Hello, I have factory reset my PC because my computer would not boot past the windows 10 logo on boot.
It still does this and I have tried booting up from a usb with a fresh new windows 10 installed on it but it does the same issue.

If I turn it off and back on after it freezes it says preparing automatic repair and the gets stuck just like the windows logo.

Does anyone know why this is happening and how I can fix this?

If you need anymore details let me know


----------



## flavallee (May 12, 2002)

> I have factory reset my PC because my computer would not boot past the windows 10 logo on boot.


If that's a factory-brand computer that came with a built-in factory restore partition, what brand name and model name and model number is it?
What Windows version and bit number did it originally come with?

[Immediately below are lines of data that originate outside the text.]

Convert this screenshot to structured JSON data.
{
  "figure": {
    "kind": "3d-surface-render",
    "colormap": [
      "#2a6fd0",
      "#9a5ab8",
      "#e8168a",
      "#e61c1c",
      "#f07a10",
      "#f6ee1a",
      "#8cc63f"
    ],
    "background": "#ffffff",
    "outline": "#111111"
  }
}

---------------------------------------------------------------


----------



## DarienJMM (Mar 12, 2017)

flavallee said:


> If that's a factory-brand computer that came with a built-in factory restore partition, what brand name and model name and model number is it?
> What Windows version and bit number did it originally come with?
> 
> ---------------------------------------------------------------


I'm not sure.

But I have had this PC for over a year, It is a custom build Windows 10 PRO 64bit
i7 5930k processor
980ti graphics card

It kept freezing on the boot up logo but when I unplugged my plug from my computer as if I had a power cut it repaired windows and worked for a few days then did it again.
I used the windows 10 reset option in settings to reset my PC but it still does the same issue.

However I am currently using this PC now because it randomly doesn't get stuck and works fine. I really don't know the issue.


----------



## flavallee (May 12, 2002)

If that's not a factory-brand computer(Acer, Dell, HP, Toshiba, etc.), it wouldn't have a factory restore/system recovery partition, so there's no way that you could've "factory reset" it.

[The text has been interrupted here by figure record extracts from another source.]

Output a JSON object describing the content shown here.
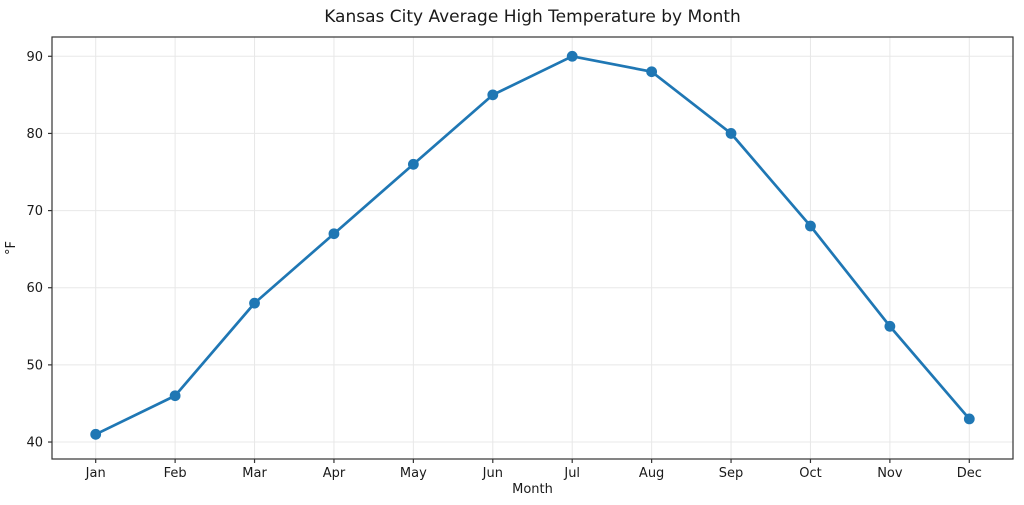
{
  "chart_data": {
    "type": "line",
    "title": "Kansas City Average High Temperature by Month",
    "xlabel": "Month",
    "ylabel": "°F",
    "categories": [
      "Jan",
      "Feb",
      "Mar",
      "Apr",
      "May",
      "Jun",
      "Jul",
      "Aug",
      "Sep",
      "Oct",
      "Nov",
      "Dec"
    ],
    "series": [
      {
        "name": "Average High Temperature",
        "values": [
          41,
          46,
          58,
          67,
          76,
          85,
          90,
          88,
          80,
          68,
          55,
          43
        ]
      }
    ],
    "yticks": [
      40,
      50,
      60,
      70,
      80,
      90
    ],
    "ylim": [
      37.8,
      92.5
    ],
    "grid": true,
    "legend_position": "none",
    "line_color": "#1f77b4",
    "marker": "circle",
    "grid_color": "#e8e8e8",
    "spine_color": "#333333",
    "text_color": "#1a1a1a"
  }
}
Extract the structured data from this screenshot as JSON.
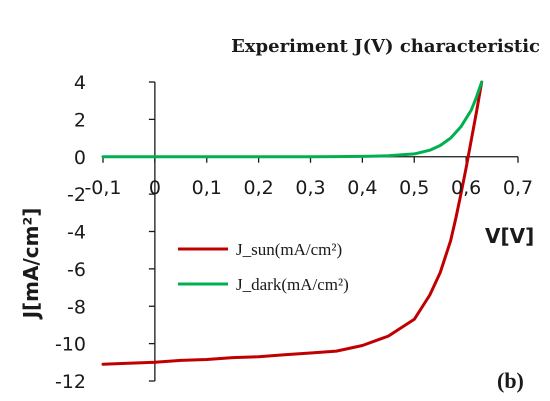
{
  "chart_data": {
    "type": "line",
    "title": "Experiment J(V) characteristic",
    "xlabel": "V[V]",
    "ylabel": "J[mA/cm²]",
    "panel_label": "(b)",
    "xlim": [
      -0.1,
      0.7
    ],
    "ylim": [
      -12,
      4
    ],
    "x_ticks": [
      -0.1,
      0,
      0.1,
      0.2,
      0.3,
      0.4,
      0.5,
      0.6,
      0.7
    ],
    "x_tick_labels": [
      "-0,1",
      "0",
      "0,1",
      "0,2",
      "0,3",
      "0,4",
      "0,5",
      "0,6",
      "0,7"
    ],
    "y_ticks": [
      4,
      2,
      0,
      -2,
      -4,
      -6,
      -8,
      -10,
      -12
    ],
    "y_tick_labels": [
      "4",
      "2",
      "0",
      "-2",
      "-4",
      "-6",
      "-8",
      "-10",
      "-12"
    ],
    "grid": false,
    "legend": "center-left",
    "series": [
      {
        "name": "J_sun(mA/cm²)",
        "color": "#c00000",
        "x": [
          -0.1,
          -0.05,
          0,
          0.05,
          0.1,
          0.15,
          0.2,
          0.25,
          0.3,
          0.35,
          0.4,
          0.45,
          0.5,
          0.53,
          0.55,
          0.57,
          0.58,
          0.59,
          0.6,
          0.61,
          0.62,
          0.63
        ],
        "y": [
          -11.1,
          -11.05,
          -11.0,
          -10.9,
          -10.85,
          -10.75,
          -10.7,
          -10.6,
          -10.5,
          -10.4,
          -10.1,
          -9.6,
          -8.7,
          -7.4,
          -6.2,
          -4.5,
          -3.3,
          -2.0,
          -0.6,
          0.9,
          2.4,
          4.0
        ]
      },
      {
        "name": "J_dark(mA/cm²)",
        "color": "#00b050",
        "x": [
          -0.1,
          0,
          0.1,
          0.2,
          0.3,
          0.35,
          0.4,
          0.45,
          0.5,
          0.53,
          0.55,
          0.57,
          0.59,
          0.61,
          0.62,
          0.63
        ],
        "y": [
          0,
          0,
          0,
          0,
          0,
          0.01,
          0.02,
          0.05,
          0.15,
          0.35,
          0.6,
          1.0,
          1.6,
          2.5,
          3.2,
          4.0
        ]
      }
    ]
  }
}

If someone custom-built it for you and installed Windows 10 Pro 64-bit in it, I would assume you were given something to reinstall it if it became necessary.

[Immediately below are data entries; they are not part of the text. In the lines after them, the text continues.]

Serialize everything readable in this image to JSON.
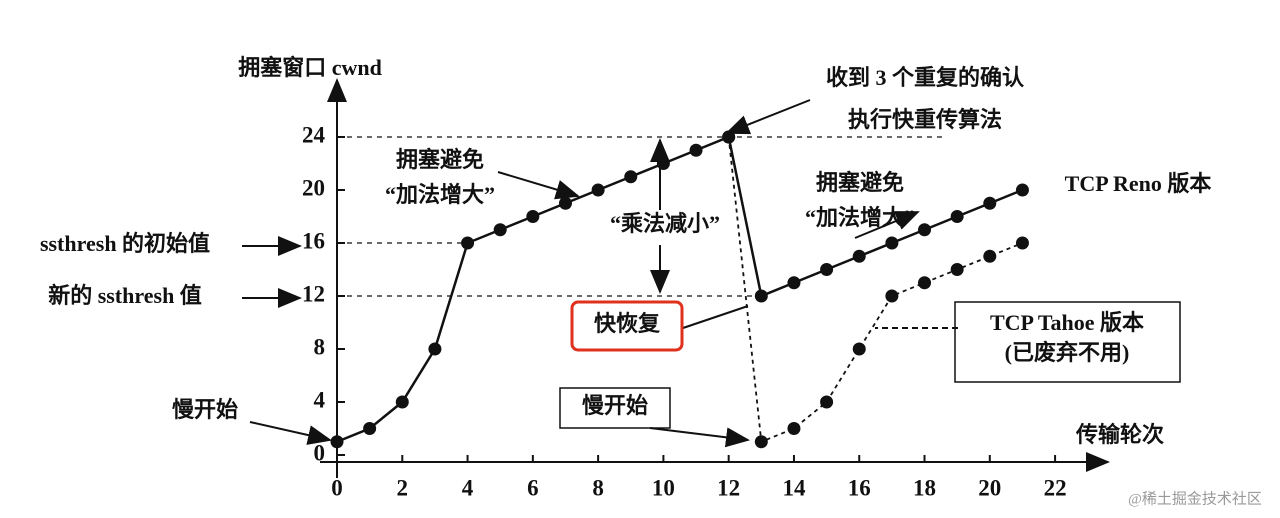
{
  "chart_data": {
    "type": "line",
    "y_label": "拥塞窗口 cwnd",
    "x_label": "传输轮次",
    "x": [
      0,
      1,
      2,
      3,
      4,
      5,
      6,
      7,
      8,
      9,
      10,
      11,
      12,
      13,
      14,
      15,
      16,
      17,
      18,
      19,
      20,
      21
    ],
    "series": [
      {
        "name": "TCP Reno 版本",
        "color": "#111111",
        "style": "solid",
        "values": [
          1,
          2,
          4,
          8,
          16,
          17,
          18,
          19,
          20,
          21,
          22,
          23,
          24,
          12,
          13,
          14,
          15,
          16,
          17,
          18,
          19,
          20
        ]
      },
      {
        "name": "TCP Tahoe 版本",
        "color": "#111111",
        "style": "dashed",
        "values": [
          null,
          null,
          null,
          null,
          null,
          null,
          null,
          null,
          null,
          null,
          null,
          null,
          24,
          1,
          2,
          4,
          8,
          12,
          13,
          14,
          15,
          16
        ]
      }
    ],
    "xlim": [
      0,
      23.5
    ],
    "ylim": [
      0,
      28.5
    ],
    "xticks": [
      0,
      2,
      4,
      6,
      8,
      10,
      12,
      14,
      16,
      18,
      20,
      22
    ],
    "yticks": [
      0,
      4,
      8,
      12,
      16,
      20,
      24
    ],
    "annotations": [
      "收到 3 个重复的确认",
      "执行快重传算法",
      "拥塞避免",
      "“加法增大”",
      "拥塞避免",
      "“加法增大”",
      "“乘法减小”",
      "ssthresh 的初始值",
      "新的 ssthresh 值",
      "慢开始",
      "慢开始",
      "快恢复",
      "(已废弃不用)"
    ],
    "watermark": "@稀土掘金技术社区"
  }
}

There are a number of unknowns at this point, so it may become difficult to help you.

---------------------------------------------------------------


----------



## DarienJMM (Mar 12, 2017)

flavallee said:


> If that's not a factory-brand computer(Acer, Dell, HP, Toshiba, etc.), it wouldn't have a factory restore/system recovery partition, so there's no way that you could've "factory reset" it.
> 
> If someone custom-built it for you and installed Windows 10 Pro 64-bit in it, I would assume you were given something to reinstall it if it became necessary.
> 
> ...


When I say factory reset i meant the windows reset in the windows 10 settings. That was my bad wording sorry.
However I do not have a disk tray so the CD they gave me is useless. They put one in to install windows 10 pro but then removed it.


----------



## flavallee (May 12, 2002)

Go HERE to download save the 17.4 MB-size *Media Creation Tool* app (current version is 10.0.14393.591).










It will allow you to download and save the appropriate Windows 10 .ISO file that you need.
Once that's done, you can create a bootable DVD and/or bootable USB thumb drive so you can do a Windows 10 clean install whenever you need to.

-------------------------------------------------------------


----------



## DarienJMM (Mar 12, 2017)

Thank you for the help but I removed me Windows drive and already did what you just suggested and in using a different ssd now and it works so I think there was something wrong with my other ssd


----------



## flavallee (May 12, 2002)

I know nothing about solid state hard drives, so I can't comment on them.

---------------------------------------------------------------


----------